Budget shortfall will send government back to the bond market in 2018, presidential advisor says
Facing a $5 billion budget deficit, Ecuador has no choice but to return to the international bond market in 2018, says a financial advisor to President Lenin Moreno.
According Miguel Carvajal, head of the Moreno’s political affairs office, the government is preparing legislation that would raise the national debt limit to allow emergency bond offerings. “We face enormous difficulties if we do not act quickly to cover the budget gap,” Carvajal told members of the Alianza PAIS (AP) National Assembly delegation on Saturday. “We must cover our immediate needs first and then work toward a long-term solution.”

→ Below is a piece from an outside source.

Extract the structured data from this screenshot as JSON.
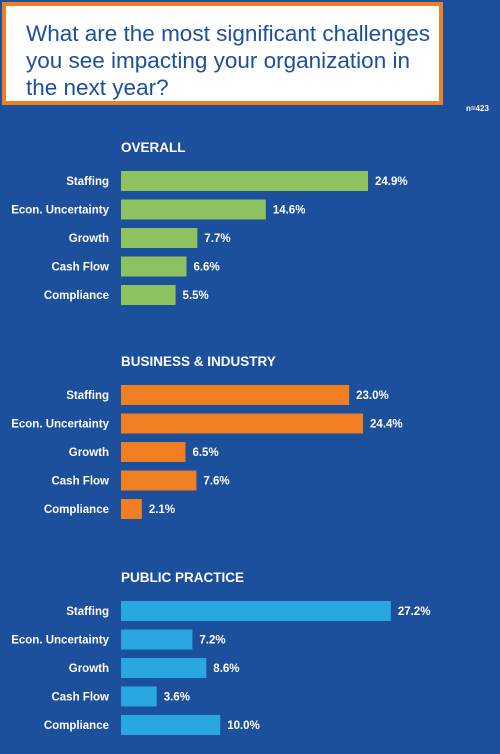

He added that he hopes the deficit can be covered without raising taxes or eliminating subsidies for gasoline and LP gas but said those options cannot be ruled out.
Part of the pressure on the Moreno administration is last week’s Constitutional Court ruling that the government must resume support of the country’s Social Security (IESS) system, amounting to about $1.6 billion annually. “The decision is correct,” Carvajal says. “Without it, the system would go bankrupt, so we need to plan to cover that cost.”
Raising the national debt limit poses its own problem. “We don’t know exactly what the debt is,” Carvajal says. “Depending on how it’s calculated, it ranges form 36 percent to 67 percent, which means our first challenge is to arrive at a definition.”
He blames the accounting system of former president Rafael Correa for the confusion. “Expediency and convenience dictated the old system of debt calculation and many debts were given other names. Now we face the consequences.”